What does the slash notation in Elixir mean?

You guessed right that it's the arity of the function. The reason why it's an important information (that is often not included in many languages) is that functions with the same name, but different arity are different functions - an example of that is Enum.reduce/2 and Enum.reduce/3. A function in Elixir is identified by three things: module, name and arity. If any single one of these is different, then you have a different function.

The notation is also mentioned in the Getting Started guide: 1, 2.


From page 2, Basic types of the Getting started documentation:

Note: Functions in Elixir are identified by name and by number of arguments (i.e. arity).

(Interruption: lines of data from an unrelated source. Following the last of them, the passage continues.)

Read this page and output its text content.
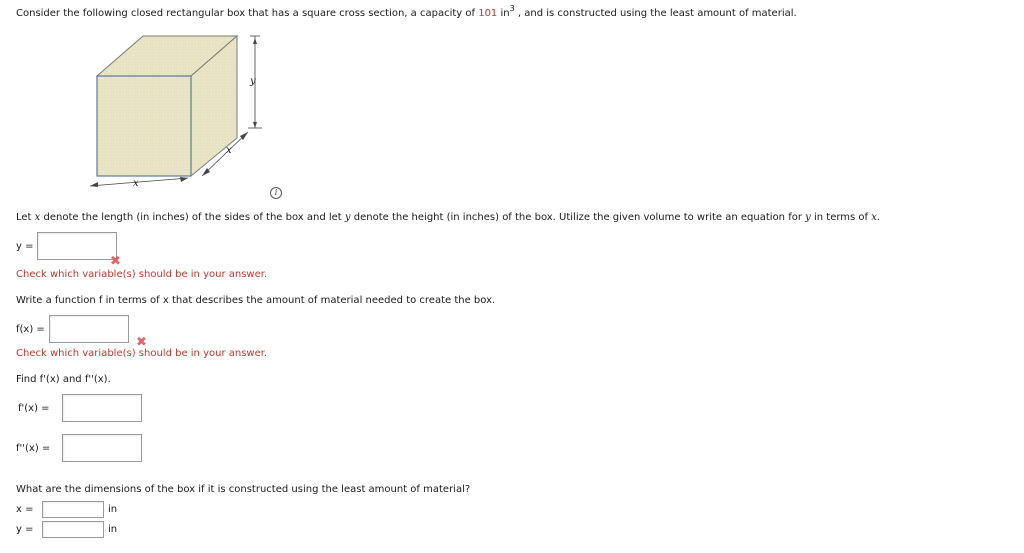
Consider the following closed rectangular box that has a square cross section, a capacity of 101 $in^3$ , and is constructed using the least amount of material.
x
x
y
i
Let x denote the length (in inches) of the sides of the box and let y denote the height (in inches) of the box. Utilize the given volume to write an equation for y in terms of x.
y =
✖
Check which variable(s) should be in your answer.
Write a function f in terms of x that describes the amount of material needed to create the box.
f(x) =
✖
Check which variable(s) should be in your answer.
Find f'(x) and f''(x).
f'(x) =
f''(x) =
What are the dimensions of the box if it is constructed using the least amount of material?
x =	in
y =	in
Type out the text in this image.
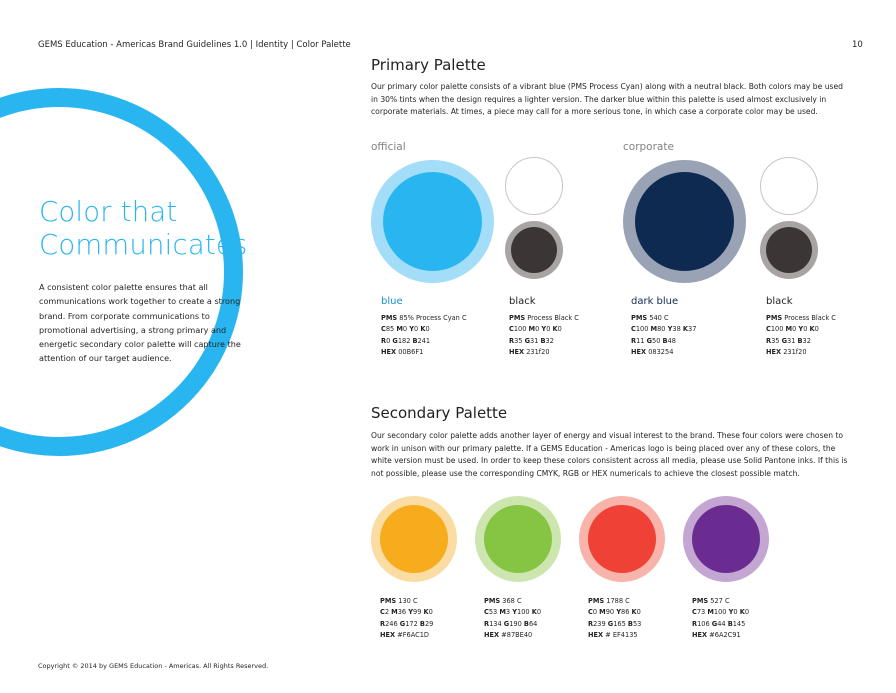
GEMS Education - Americas Brand Guidelines 1.0 | Identity | Color Palette	10
Copyright © 2014 by GEMS Education - Americas. All Rights Reserved.
Color that
Communicates
A consistent color palette ensures that all communications work together to create a strong brand. From corporate communications to promotional advertising, a strong primary and energetic secondary color palette will capture the attention of our target audience.
Primary Palette
Our primary color palette consists of a vibrant blue (PMS Process Cyan) along with a neutral black. Both colors may be used in 30% tints when the design requires a lighter version. The darker blue within this palette is used almost exclusively in corporate materials. At times, a piece may call for a more serious tone, in which case a corporate color may be used.
official	corporate
blue
PMS 85% Process Cyan C
C85 M0 Y0 K0
R0 G182 B241
HEX 00B6F1
black
PMS Process Black C
C100 M0 Y0 K0
R35 G31 B32
HEX 231f20
dark blue
PMS 540 C
C100 M80 Y38 K37
R11 G50 B48
HEX 083254
black
PMS Process Black C
C100 M0 Y0 K0
R35 G31 B32
HEX 231f20
Secondary Palette
Our secondary color palette adds another layer of energy and visual interest to the brand. These four colors were chosen to work in unison with our primary palette. If a GEMS Education - Americas logo is being placed over any of these colors, the white version must be used. In order to keep these colors consistent across all media, please use Solid Pantone inks. If this is not possible, please use the corresponding CMYK, RGB or HEX numericals to achieve the closest possible match.
PMS 130 C
C2 M36 Y99 K0
R246 G172 B29
HEX #F6AC1D
PMS 368 C
C53 M3 Y100 K0
R134 G190 B64
HEX #87BE40
PMS 1788 C
C0 M90 Y86 K0
R239 G165 B53
HEX # EF4135
PMS 527 C
C73 M100 Y0 K0
R106 G44 B145
HEX #6A2C91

Therefore, is_boolean/1 identifies a function named is_boolean that takes 1 argument. is_boolean/2 identifies a different (nonexistent) function with the same name but different arity.

It is also described in Erlang/Elixir Syntax: A Crash Course:

Here we create a module named hello_module. In it we define three functions, the first two are made available for other modules to call via the export directive at the top. It contains a list of functions, each of which is written in the format <function name>/<arity>. Arity stands for the number of arguments.

I might speculate that this tends to be relegated to a side note in Elixir literature because it comes straight from Erlang. Although Erlang knowledge shouldn't be necessary to use Elixir, such omissions are a common mistake when people document software that is derived as Elixir is from Erlang.